The select committee considering the State Sector and Public Finance Bill has reported back to parliament with some substantial changes to the original bill.
In making these changes, select committee members have told the PSA how impressed they were with the quality of the submissions from PSA members. MPs heard from PSA members first-hand what the bill's original proposals would mean in real life and how unfair they would be.
Here's a summary of most significant changes:
The original bill would have meant that an employee who was made redundant from one department could lose their redundancy compensation if they refused a job offer elsewhere in the state sector.
This provision has been substantially changed. The changes will mean:
A public service employee whose position has become redundant cannot be forced to accept a position elsewhere in the state sector or lose their redundancy compensation. If, while serving out the notice period, the employee chooses to apply for and is offered an alternative position elsewhere in the state sector, they will lose the right to redundancy compensation but only if:
• the position is similar to their former position; and
• the terms and conditions are no less favourable; and
• the position is in a similar location.
In such a case, the employee’s service will be deemed to be continuous and service-related entitlements will be retained.
Currently, an employee who is made redundant is paid redundancy compensation according to the provisions of their collective agreement, regardless of whether they have another job to go to elsewhere in the state sector.
There is no question that new constraints on redundancy compensation are being imposed.
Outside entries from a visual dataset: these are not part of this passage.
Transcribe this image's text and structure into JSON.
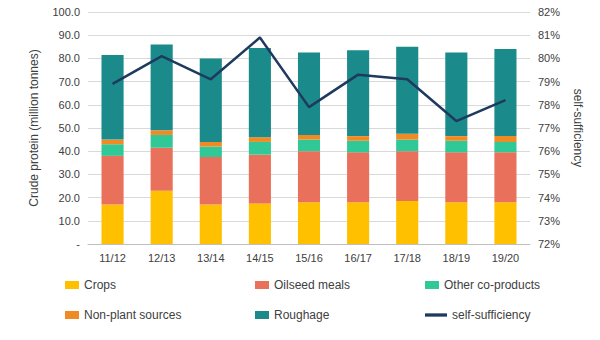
{
  "chart_data": {
    "type": "bar",
    "stacked": true,
    "grid": true,
    "legend": "bottom",
    "y_label": "Crude protein (million tonnes)",
    "y2_label": "self-sufficiency",
    "categories": [
      "11/12",
      "12/13",
      "13/14",
      "14/15",
      "15/16",
      "16/17",
      "17/18",
      "18/19",
      "19/20"
    ],
    "ylim": [
      0,
      100
    ],
    "yticks": [
      {
        "value": 0,
        "label": "-"
      },
      {
        "value": 10,
        "label": "10.0"
      },
      {
        "value": 20,
        "label": "20.0"
      },
      {
        "value": 30,
        "label": "30.0"
      },
      {
        "value": 40,
        "label": "40.0"
      },
      {
        "value": 50,
        "label": "50.0"
      },
      {
        "value": 60,
        "label": "60.0"
      },
      {
        "value": 70,
        "label": "70.0"
      },
      {
        "value": 80,
        "label": "80.0"
      },
      {
        "value": 90,
        "label": "90.0"
      },
      {
        "value": 100,
        "label": "100.0"
      }
    ],
    "y2lim": [
      72,
      82
    ],
    "y2ticks": [
      {
        "value": 72,
        "label": "72%"
      },
      {
        "value": 73,
        "label": "73%"
      },
      {
        "value": 74,
        "label": "74%"
      },
      {
        "value": 75,
        "label": "75%"
      },
      {
        "value": 76,
        "label": "76%"
      },
      {
        "value": 77,
        "label": "77%"
      },
      {
        "value": 78,
        "label": "78%"
      },
      {
        "value": 79,
        "label": "79%"
      },
      {
        "value": 80,
        "label": "80%"
      },
      {
        "value": 81,
        "label": "81%"
      },
      {
        "value": 82,
        "label": "82%"
      }
    ],
    "series": [
      {
        "name": "Crops",
        "color": "#ffc000",
        "values": [
          17,
          23,
          17,
          17.5,
          18,
          18,
          18.5,
          18,
          18
        ]
      },
      {
        "name": "Oilseed meals",
        "color": "#e9705a",
        "values": [
          21,
          18.5,
          20.5,
          21,
          22,
          21.5,
          21.5,
          21.5,
          21.5
        ]
      },
      {
        "name": "Other co-products",
        "color": "#2fc896",
        "values": [
          5,
          5.5,
          4.5,
          5.5,
          5,
          5,
          5,
          5,
          4.5
        ]
      },
      {
        "name": "Non-plant sources",
        "color": "#f08a24",
        "values": [
          2,
          2,
          2,
          2,
          2,
          2,
          2.5,
          2,
          2.5
        ]
      },
      {
        "name": "Roughage",
        "color": "#1b8a8a",
        "values": [
          36.5,
          37,
          36,
          38.5,
          35.5,
          37,
          37.5,
          36,
          37.5
        ]
      },
      {
        "name": "self-sufficiency",
        "type": "line",
        "axis": "y2",
        "color": "#1f3a5f",
        "values": [
          78.9,
          80.1,
          79.1,
          80.9,
          77.9,
          79.3,
          79.1,
          77.3,
          78.2
        ]
      }
    ]
  }
}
However, compared to the original proposal, together we have achieved a real victory.
This is the other major improvement to the original bill.
The original bill allowed for government to use Orders in Council (a form of regulation) to intervene in collective bargaining between the union and the employer and, for example, prevent the employer agreeing to a pay rise.
The select committee has dropped this provision. Instead, the new bill allows the State Services Commissioner to issue workforce policy statements, but these specifically exclude pay and conditions.